Processing anger, and not taking it out on my husband


I need some help sorting through an incident from today.

The circumstance: My husband had a work meeting at 9am at his workplace. I had a meeting scheduled at 1pm across town. My husband and I discussed yesterday that he would be back by 12:30 to take over baby care/lunch so that I would have the 25 minutes I needed to load the car and get across town. At 12:30, I texted him to ask where he was, and he said he was running late and would be home at 12:50. I had to stay and wait for him, because I couldn’t leave the baby alone and there were no one else who could watch the baby for that time.

My thoughts were some mix of “he’s late again / I can never rely on him / now I need to rush because he didn’t manage his time properly.”
I felt angry (and stressed about making my own meeting on time).

When I get angry, I typically have trouble processing it immediately…it often takes a few hours or even overnight. If the person at whom I’m directing my anger is there, I end up resisting the anger pretty strongly so that I don’t yell at them or say what I’m actually thinking directly to them. So I withdraw or try to create physical distance so I don’t say something I might regret and have some time to let the anger dissipate.

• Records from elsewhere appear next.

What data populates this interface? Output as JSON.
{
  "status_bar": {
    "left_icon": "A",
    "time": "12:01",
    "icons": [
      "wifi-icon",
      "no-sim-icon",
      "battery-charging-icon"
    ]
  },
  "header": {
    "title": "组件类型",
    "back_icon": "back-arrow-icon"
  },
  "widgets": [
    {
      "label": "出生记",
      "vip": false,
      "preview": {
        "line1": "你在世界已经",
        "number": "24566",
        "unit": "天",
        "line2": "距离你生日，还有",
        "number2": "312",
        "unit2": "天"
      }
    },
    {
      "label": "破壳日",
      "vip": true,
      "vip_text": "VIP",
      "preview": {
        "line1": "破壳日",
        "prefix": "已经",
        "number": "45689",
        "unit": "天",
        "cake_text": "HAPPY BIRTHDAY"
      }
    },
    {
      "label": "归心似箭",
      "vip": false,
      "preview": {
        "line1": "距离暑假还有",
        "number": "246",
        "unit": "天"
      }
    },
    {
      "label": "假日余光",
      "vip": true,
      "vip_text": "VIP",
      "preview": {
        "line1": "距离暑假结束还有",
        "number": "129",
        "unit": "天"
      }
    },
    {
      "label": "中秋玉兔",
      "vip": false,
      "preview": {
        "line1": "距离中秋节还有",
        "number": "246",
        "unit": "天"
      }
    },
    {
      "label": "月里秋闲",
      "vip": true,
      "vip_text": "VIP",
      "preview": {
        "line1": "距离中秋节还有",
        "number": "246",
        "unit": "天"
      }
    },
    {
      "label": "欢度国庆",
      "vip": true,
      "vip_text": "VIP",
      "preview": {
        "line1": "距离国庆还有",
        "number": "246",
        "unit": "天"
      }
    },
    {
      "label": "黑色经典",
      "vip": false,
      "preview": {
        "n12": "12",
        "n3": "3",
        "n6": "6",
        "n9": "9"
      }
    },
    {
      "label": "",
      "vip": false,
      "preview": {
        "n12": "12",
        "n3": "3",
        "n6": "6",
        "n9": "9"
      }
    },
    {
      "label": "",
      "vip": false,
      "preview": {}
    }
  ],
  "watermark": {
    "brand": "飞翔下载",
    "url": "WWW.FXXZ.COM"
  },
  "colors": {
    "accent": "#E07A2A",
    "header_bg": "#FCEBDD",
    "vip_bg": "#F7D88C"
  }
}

All that being said, I’m spinning when I try to figure out what to do here. On the one hand, I know I have a manual for my husband that he should show up at the agreed time and he shouldn’t make my life more difficult by ignoring my scheduling constraints. On the other hand, I WANT to be angry because I don’t want to accept bad treatment with a smile. Last, I can’t think of an authentic action that’s not hurtful when I am angry: withdrawal or lashing out feel most natural in that state, but neither are helpful. Is there a way to process through anger more quickly? or more effectively?

Right now I just don’t even want to speak to my husband about this incident, because his behavior continually fails to measure up in this area and I don’t see the point of trying to talk through something that just won’t change.